Devic arrived back at the car, she described that there was no insurance in the car and that it could be a $500 fine but she was only going to give him a warning.  The printer behind me that I had never noticed before turned on and began to print the warning.  Another stop for the books, back to patrolling the streets of Cedar Falls.

A question had been lingering in my head about the media and police since I had gotten in the car, and now was the best time to ask.  “Who else is going to come when you need help?  The media is a bad influence on what we do, they show us as the bad guys…But, you gotta remember what you do it for.”  This was the best answer I could of gotten, it showed the true emotion of an officer just trying to do her job and help the people of her community.  It brought a whole new prospective on what police officers have to go through to keep people safe, even if they are projected as “bad guys”, their only here to help.

The drive continues as we meet a Waterloo patrol car that has already stopped a vehicle.  Devic pulls over next to the police car and asks the officer “You good?”  The officer replies with a head nod and she drives away.  “If you see random blue and red lights, stop and check on them.  They might not of been answering their radio, you never know.” Devic explains.  The officers are a team, no matter what force they are on, they all work together for the greater good.

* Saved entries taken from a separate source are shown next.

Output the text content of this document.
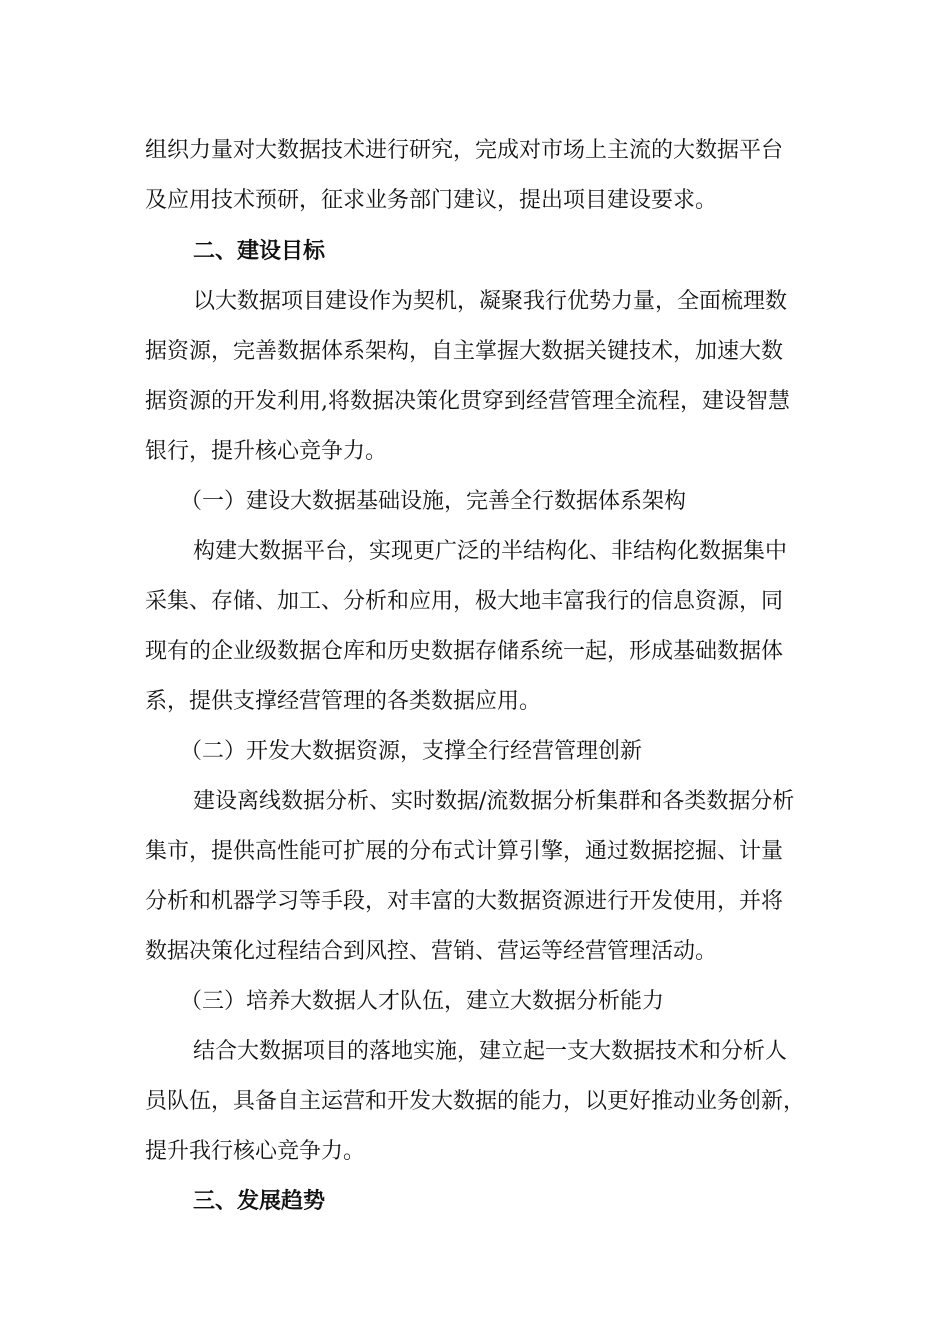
组织力量对大数据技术进行研究，完成对市场上主流的大数据平台
及应用技术预研，征求业务部门建议，提出项目建设要求。
二、建设目标
以大数据项目建设作为契机，凝聚我行优势力量，全面梳理数
据资源，完善数据体系架构，自主掌握大数据关键技术，加速大数
据资源的开发利用,将数据决策化贯穿到经营管理全流程，建设智慧
银行，提升核心竞争力。
（一）建设大数据基础设施，完善全行数据体系架构
构建大数据平台，实现更广泛的半结构化、非结构化数据集中
采集、存储、加工、分析和应用，极大地丰富我行的信息资源，同
现有的企业级数据仓库和历史数据存储系统一起，形成基础数据体
系，提供支撑经营管理的各类数据应用。
（二）开发大数据资源，支撑全行经营管理创新
建设离线数据分析、实时数据/流数据分析集群和各类数据分析
集市，提供高性能可扩展的分布式计算引擎，通过数据挖掘、计量
分析和机器学习等手段，对丰富的大数据资源进行开发使用，并将
数据决策化过程结合到风控、营销、营运等经营管理活动。
（三）培养大数据人才队伍，建立大数据分析能力
结合大数据项目的落地实施，建立起一支大数据技术和分析人
员队伍，具备自主运营和开发大数据的能力，以更好推动业务创新，
提升我行核心竞争力。
三、发展趋势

Our last stop happened on the main road headed downtown.  The car was a sliver, Hyundai Accent.  Devic drove behind the car and checked its plates on her patrol car’s computer.  Devic explained, “She is suspended from Indiana, which means she can’t drive hear.” She also found out that the driver had suspended plates as well.  Devic flipped on the red and blue lights, pulling the car over.  The officer approached the car, stating the reason for the stop.  Devic got back into the patrol car to begin the putting the large amount of information into the computer’s database and just as she did, backup arrived.  A fellow officer approached my side of the car.  Marcose was the officer’s name as I read it of his patch.  The backup officer assisted Devic in filing in the tickets, which were going to cost at least $368 for one of them, and there were three tickets.  The comradery these officers have, continues to surprise me, it’s not like any work relationship I’ve ever had, it’s a brotherhood.  The tickets were handed to the angry driver and she waited in the backseat of her own car for her friend to arrive so that the car could be driven home.  The backup officer was called to another location and Devic was back in the car, dreading the paperwork that became of the stop.  And I was dreading the fact that this ride along, may soon be over.

My time has come to an end.  Devic pointed out that she was sorry that I going to be late for my drop off, but I had no idea that I’d been in the car for two hours.  The ride along gave me so much content that time flew by and I didn’t want it to end.  I wanted to grab a vest and a helmet, to continue my adventure patrolling the streets of Cedar Falls.  But ride along was over, but not my memory of the experience.  I said my goodbyes to Devic and thanked her for allowing me this opportunity, though I hope I would never cross paths with her while she, was in uniform.

No matter how the media might portray the police, the courage they must have to go out and do their job, has earned my respect.  Seeing it from the passenger seat, I got an inside look at what an officer of the law does on a daily basis and there is a reason why it takes schooling and a training academy, to do it.  Just like Officer Devic of the Cedar Falls Police Department, they’re all here to ensure the safety of the community.